On its own, “artificial intelligence” is a vague and indecisive term. Despite its many applications, AI is defined simply as “the ability of a digital computer… to perform tasks commonly associated with intelligent beings.” By this definition, artificial intelligence is not even considered a proper noun; it is instead a criterion, a checkmark on a sheet of product function. We consider AI systems such as ChatGPT and Claude revolutionary for their ability to mimic the human ability to synthesize research and mimic our use of language. Yet AI’s revolutionary ability is just that — synthesized mimicry, derived from innumerable sources. By definition, we can imagine it to be Plato’s bird. “Behold,” we could cry out while holding our computer-generated featherless biped, “a man!”
Arguably, true “artificial intelligence” has not yet been discovered or quantified. We have powerful computer programs that can sift through incomprehensibly large sums of data at breakneck speed, yes. In this sense, we have achieved the synthesization of artificial knowledge, as demonstrated by the increasingly common use of ChatGPT and Claude in daily life. However, this knowledge base is markedly not up to the same standards that would define general human intelligence. For instance, current “artificial intelligence” is known to fail at tasks involving complex reasoning. More importantly, despite the common ability to generate human-like text, AI engines arguably do not truly understand the content they process and instead rely on patterns of data to decipher an outcome.
In this sense, the umbrella term of “artificial intelligence” is insufficient in defining the systems that have grown to encapsulate our daily lives. Much of our personal experience with “AI” comes from ChatGPT, Claude, DeepSeek and any other chat-based interface. These engines are referred to as Large Language Models — a type of “artificial intelligence” designed to understand and generate human-like text based on the input they receive. LLMs, while a breakthrough in human ingenuity, come with a stretch of limitations, most notable being their tendency to be incredibly energy-intensive. LLMs are trained on an enormous sum of data, such as the internet, public texts and social media. This expansive neural architecture means that even the simplest query consumes an extraordinary amount of power. The expansion of data centers and the incredible amount of water that is diverted to cool them is largely because of a corresponding expansion in LLM use.

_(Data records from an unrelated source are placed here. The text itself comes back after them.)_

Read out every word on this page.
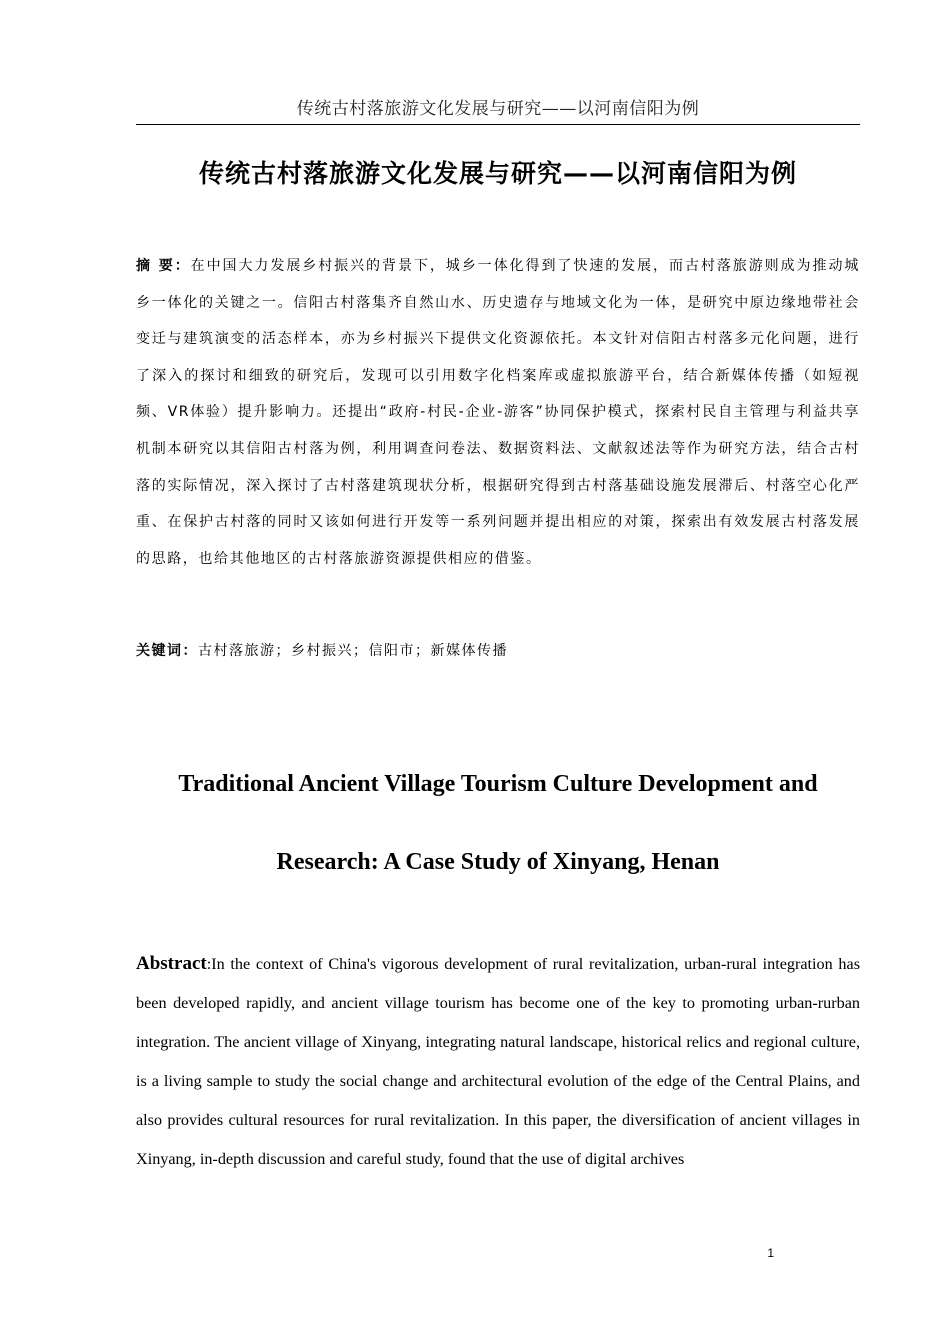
传统古村落旅游文化发展与研究——以河南信阳为例
传统古村落旅游文化发展与研究——以河南信阳为例
摘 要：在中国大力发展乡村振兴的背景下，城乡一体化得到了快速的发展，而古村落旅游则成为推动城乡一体化的关键之一。信阳古村落集齐自然山水、历史遗存与地域文化为一体，是研究中原边缘地带社会变迁与建筑演变的活态样本，亦为乡村振兴下提供文化资源依托。本文针对信阳古村落多元化问题，进行了深入的探讨和细致的研究后，发现可以引用数字化档案库或虚拟旅游平台，结合新媒体传播（如短视频、VR体验）提升影响力。还提出“政府-村民-企业-游客”协同保护模式，探索村民自主管理与利益共享机制本研究以其信阳古村落为例，利用调查问卷法、数据资料法、文献叙述法等作为研究方法，结合古村落的实际情况，深入探讨了古村落建筑现状分析，根据研究得到古村落基础设施发展滞后、村落空心化严重、在保护古村落的同时又该如何进行开发等一系列问题并提出相应的对策，探索出有效发展古村落发展的思路，也给其他地区的古村落旅游资源提供相应的借鉴。
关键词：古村落旅游；乡村振兴；信阳市；新媒体传播
Traditional Ancient Village Tourism Culture Development and Research: A Case Study of Xinyang, Henan
Abstract:In the context of China's vigorous development of rural revitalization, urban-rural integration has been developed rapidly, and ancient village tourism has become one of the key to promoting urban-rurban integration. The ancient village of Xinyang, integrating natural landscape, historical relics and regional culture, is a living sample to study the social change and architectural evolution of the edge of the Central Plains, and also provides cultural resources for rural revitalization. In this paper, the diversification of ancient villages in Xinyang, in-depth discussion and careful study, found that the use of digital archives
1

It is important to recognize that “artificial intelligence” is not solely composed of LLMs. The search for a cancer cure, for instance, has seen remarkable breakthroughs through the implementation of non-LLM AI technologies. CleaveNet, developed by the Massachusetts Institute of Technology and Microsoft, is an AI pipeline program and protein language model that uses a chosen set of data, collected by researchers, for the design and prediction of protease substrates. Using this approach, researchers have been able to quickly sort through millions of possible combinations to find usable molecular markers for early stage cancer diagnoses and subsequent therapeutic treatments.
Similarly, DeepVariant, an open-source Deep Neural Network model, transforms DNA sequencing data into images, allowing it to quickly identify genetic mutations at a high precision rate. It is poised to save many lives and has already been used in tumor-cell research and disease diagnostics.
“Artificial intelligence” has also led to breakthroughs in the fight against global warming. The Ai2 Climate Emulator (ACE), though still currently a work in progress, is largely considered a major scientific success for its speed and physical stability when predicting global atmosphere models. ACE, like many new technologies that have adopted the “artificial intelligence” moniker, is not an LLM. Instead, it is an open-source autoregressive machine learning emulator designed to simulate global weather, atmosphere and climate patterns.
Notably, none of these “artificially intelligent” models suffer from the same issues that have caused LLMs to face moral and ethical concerns. They are significantly less carbon-intensive and have no sycophantic tendencies. They also have a clear, single-minded purpose which allows them to perform incredibly well in their designed tasks. Like LLMs, however, these models do not represent true “artificial intelligence.” They are plucked chickens that serve as very useful calculators. They are efficient, yes; knowledgeable, yes; but nowhere are they near true sentience or cognition.
In the face of this calculus, the lexicon of AI must be expanded. We cannot meet anything labeled as “artificial intelligence” with baseless reproach. Yes, some forms of AI, such as LLMs, are harmful and must be met with skepticism. The future of technology, however, rests with the “intelligence” that amplifies the already-intelligent human mind: the kind that crunches numbers faster to solve complex land-sea equations, that synthesizes molecules needed to cure cancer and the many possibilities not yet defined. Progress lies with the separate recognition of the many brands of technology that we call “artificial intelligence.” That begins with the words we use to define it.